Tchaikovsky’s timeless tale of love and transformation captured in the music from the ballet Swan Lake opens the concert with Mascagni’s one act Cavalleria Rusticana portraying the tragic story of betrayal, jealousy, and the secrets of a love triangle.


Masterworks VI is presented by AARP Montana, Helena Home Team, Visiting Angels, Smitty’s Fireplace Shop,
Joe Mitchell State Farm, Point S Tires & Autobody, HTC Montana Limousine, and the Best Western Premier Great Northern Hotel!



“Tchaikovsky was not only one of the most prolific composers of symphonies, but he also remains a legendary composer of works for the opera and ballet, even though he only composed three ballets: The Nutcracker (his final ballet), Sleeping Beauty, and his first ballet – Swan Lake,” says Maestro Allan R. Scott. “Because the premiere of Swan Lake was unsuccessful and some felt it was ‘undanceable,’ Tchaikovsky vowed to revise the score but never lived to do so. The reason for the failure of Swan Lake, however, was not the music, but the original choreography and quality of the production. Without question, the score ushered in a new era of ballet as it was far more symphonic and required extensive demands for the choreographer, dancers, and orchestra.”

A tale of young love, magic, betrayal, heartbreak, and heroism, Swan Lake tells the story of the young Prince Siegfried who encounters and falls in love with the beautiful Odette, the Queen of the Swans. A victim of the evil magician Von Rothbart, Odette and the other princesses spend their days as swans swimming in the magical lake, and their nights as beautiful women. Of course, only a vow of true love can break the spell.


Set in the short story by Italian verismo author and playwright Giovanni Verga (1840-1922), Mascagni was captivated with the idea of setting a scenario about an average man or woman and their problems, while still finding the drama in the romance, violence, or struggles, instead of focusing on mythological gods or kings and queens. Cavalleria Rusticana premiered in May 1890 in Rome to a half empty house; however, the audience did have some of the most important critics as well as music lover Italian Queen Margherita of Savoy. From the opening moments, Cavalleria Rusticana captured the audiences’ hearts and minds. The entire house gave a standing ovation after the opening aria, and it was repeated as an encore as were many other moments in the premiere performance. Mascagni had to take over 40 curtain call bows and was awarded the first prize in the one-act competition.

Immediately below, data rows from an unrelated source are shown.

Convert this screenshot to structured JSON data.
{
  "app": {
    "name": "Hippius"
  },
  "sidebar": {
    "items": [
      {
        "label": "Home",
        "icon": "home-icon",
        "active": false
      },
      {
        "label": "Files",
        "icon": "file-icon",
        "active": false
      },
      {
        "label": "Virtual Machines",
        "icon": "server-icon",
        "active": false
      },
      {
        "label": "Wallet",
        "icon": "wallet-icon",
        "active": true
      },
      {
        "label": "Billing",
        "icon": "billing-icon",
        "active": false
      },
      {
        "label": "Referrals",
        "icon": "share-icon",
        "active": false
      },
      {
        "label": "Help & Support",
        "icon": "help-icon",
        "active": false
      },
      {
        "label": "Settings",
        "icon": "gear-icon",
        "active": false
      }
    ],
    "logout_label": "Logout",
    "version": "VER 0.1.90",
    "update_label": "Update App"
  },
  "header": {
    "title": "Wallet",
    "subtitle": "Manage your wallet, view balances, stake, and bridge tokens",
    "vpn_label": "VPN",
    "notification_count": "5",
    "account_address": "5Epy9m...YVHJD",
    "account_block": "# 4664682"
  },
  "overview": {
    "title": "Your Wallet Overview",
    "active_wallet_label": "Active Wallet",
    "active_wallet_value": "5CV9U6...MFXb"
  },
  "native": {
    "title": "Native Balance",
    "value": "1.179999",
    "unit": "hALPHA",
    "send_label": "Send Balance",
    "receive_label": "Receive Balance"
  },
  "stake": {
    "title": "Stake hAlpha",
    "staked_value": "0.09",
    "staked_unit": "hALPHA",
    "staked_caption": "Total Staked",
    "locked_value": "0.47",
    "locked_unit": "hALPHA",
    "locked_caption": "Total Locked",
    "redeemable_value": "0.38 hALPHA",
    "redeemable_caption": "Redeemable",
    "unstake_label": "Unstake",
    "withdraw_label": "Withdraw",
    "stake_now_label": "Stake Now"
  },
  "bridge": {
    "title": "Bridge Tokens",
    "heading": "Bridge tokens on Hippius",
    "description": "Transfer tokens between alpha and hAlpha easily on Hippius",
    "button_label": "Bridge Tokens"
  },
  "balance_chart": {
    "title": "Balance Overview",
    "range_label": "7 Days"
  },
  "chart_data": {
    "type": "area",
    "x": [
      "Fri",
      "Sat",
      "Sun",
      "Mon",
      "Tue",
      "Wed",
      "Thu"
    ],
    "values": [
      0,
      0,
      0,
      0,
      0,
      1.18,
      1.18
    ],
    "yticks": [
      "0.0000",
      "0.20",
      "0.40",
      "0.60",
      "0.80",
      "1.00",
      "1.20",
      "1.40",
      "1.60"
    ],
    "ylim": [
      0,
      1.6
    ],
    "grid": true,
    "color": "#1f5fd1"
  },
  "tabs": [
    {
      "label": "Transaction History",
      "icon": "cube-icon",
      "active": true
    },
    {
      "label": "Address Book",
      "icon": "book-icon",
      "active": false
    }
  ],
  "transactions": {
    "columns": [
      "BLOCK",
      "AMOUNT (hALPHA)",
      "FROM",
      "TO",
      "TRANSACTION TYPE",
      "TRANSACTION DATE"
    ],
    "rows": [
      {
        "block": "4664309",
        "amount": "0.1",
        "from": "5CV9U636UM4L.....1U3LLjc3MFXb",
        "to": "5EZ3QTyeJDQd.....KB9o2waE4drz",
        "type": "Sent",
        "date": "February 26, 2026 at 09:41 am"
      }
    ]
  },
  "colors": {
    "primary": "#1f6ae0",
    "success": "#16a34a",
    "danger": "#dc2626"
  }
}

“Translated ‘rustic chivalry,’ Cavalleria Rusticana actually has little chivalry in the story,” says Maestro Scott. “It is a tale of love, betrayal, and revenge. Set in a Sicilian village on Easter morning in the 19th century, Cavalleria Rusticana tells the story of the villager Turridu returning home from the military to see his fiancée Lola. Learning that Lola married Alfio while he was away, Turridu, out of revenge, seduces Santuzza, another woman in the village. The jealous Lola then begins an affair with her former love, Turridu. Santuzza, connecting with Turridu’s mother Lucia, pleads with Turridu to end the affair with Lola, and eventually tells Alfio of the affair between his wife and Turridu. Alfio swears to take his vendetta on Turridu. Fighting to the death, Turridu is killed, leaving his mother collapsed, and Santuzza fainting.”

While Mascagni’s other 14 operas never became the massive success that Cavalleria Rusticana enjoyed, he still is celebrated as one of the great Italian opera composers. At the time of his death in 1945, Cavalleria Rusticana had been performed over 14,000 times in Italy alone.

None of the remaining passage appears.